知られざる作曲家や演奏機会の少ない作品を取り上げて、その魅力を最大限に発揮する演奏こそ、マエストロ山田の真骨頂。
「僕は、すきま産業ですから(笑)」
などと謙遜(けんそん)しますが、クラシック音楽界をより豊かに広げてきた功績は、計り知れません。
日本国内でも、2026年4月から東京芸術劇場(池袋)音楽部門の芸術監督に就き、新たなプロジェクトが始まりました。
「人が集う場所としての音楽ホールの存在感、地域に根差した活動が必要です。
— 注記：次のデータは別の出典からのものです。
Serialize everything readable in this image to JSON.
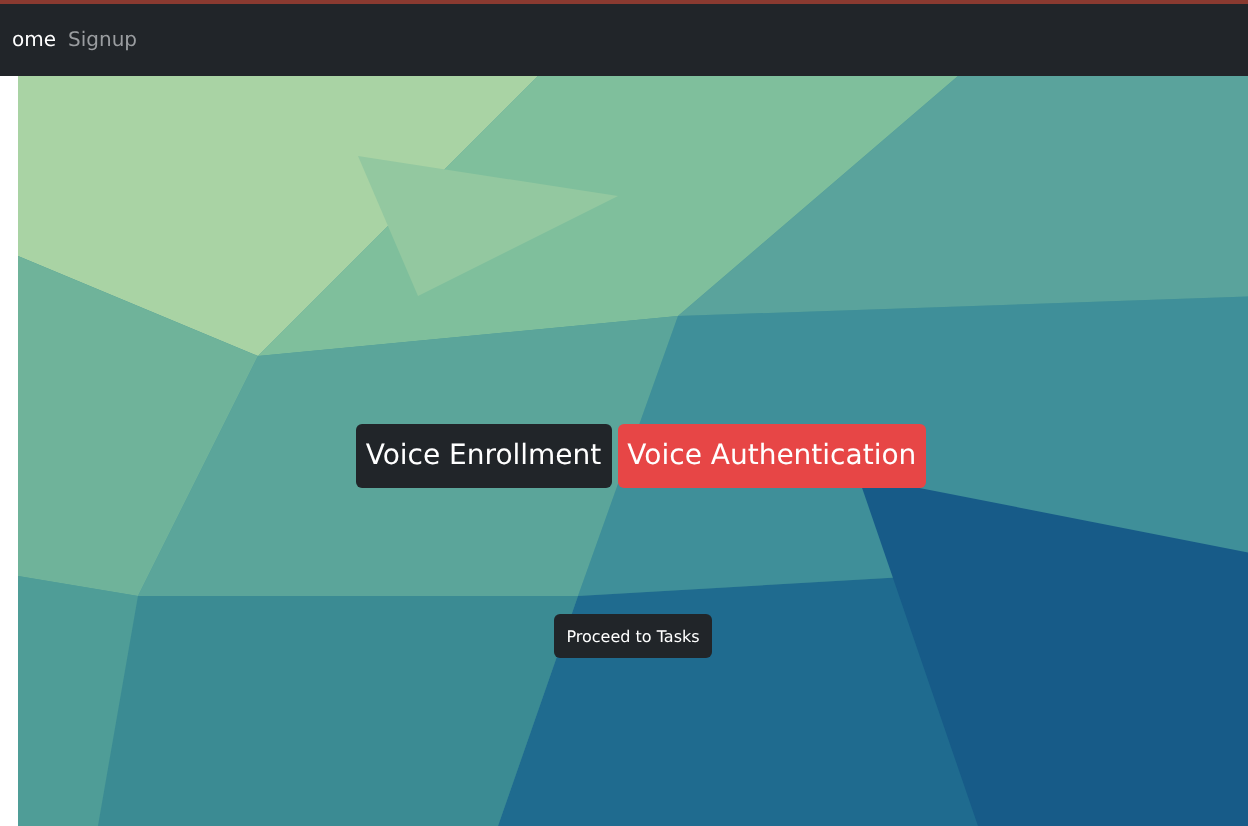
{
  "navbar": {
    "links": [
      {
        "label": "ome",
        "selected": true
      },
      {
        "label": "Signup",
        "selected": false
      }
    ]
  },
  "hero": {
    "kind": "picture",
    "buttons": [
      {
        "label": "Voice Enrollment",
        "kind": "dark"
      },
      {
        "label": "Voice Authentication",
        "kind": "danger"
      }
    ],
    "proceed": {
      "label": "Proceed to Tasks"
    }
  }
}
待っているだけではなく、出かけて行かねば!」
題して「交響都市計画」。山田監督のもと、どんな音楽時間が生み出されるのか、楽しみです。
山田和樹(やまだ・かずき)1979年神奈川県生まれ。2009年ブザンソン国際指揮者コンクール優勝。2012~2018年スイス・ロマンド管弦楽団首席客演指揮者、2016/2017シーズンからモンテカルロ・フィルハーモニー管弦楽団芸術監督兼音楽監督、2024年バーミンガム市交響楽団音楽監督、2026年4月東京芸術劇場芸術監督就任。
『ウォルトン:交響曲第1番・第2番 他』
山田和樹 ユニバーサル ミュージック 3300円
イギリスを代表する作曲家のひとり、ウォルトンの交響曲の録音は稀少。信頼の厚いバーミンガム市交響楽団との熱演が伝わってくる。演奏前に、ウォルトンが晩年暮らした島を訪れ、作曲家が見ていた風景を感じてきたという。戴冠行進曲《宝玉と王の杖》は、エリザベス2世生誕100周年を迎える年にふさわしい選曲。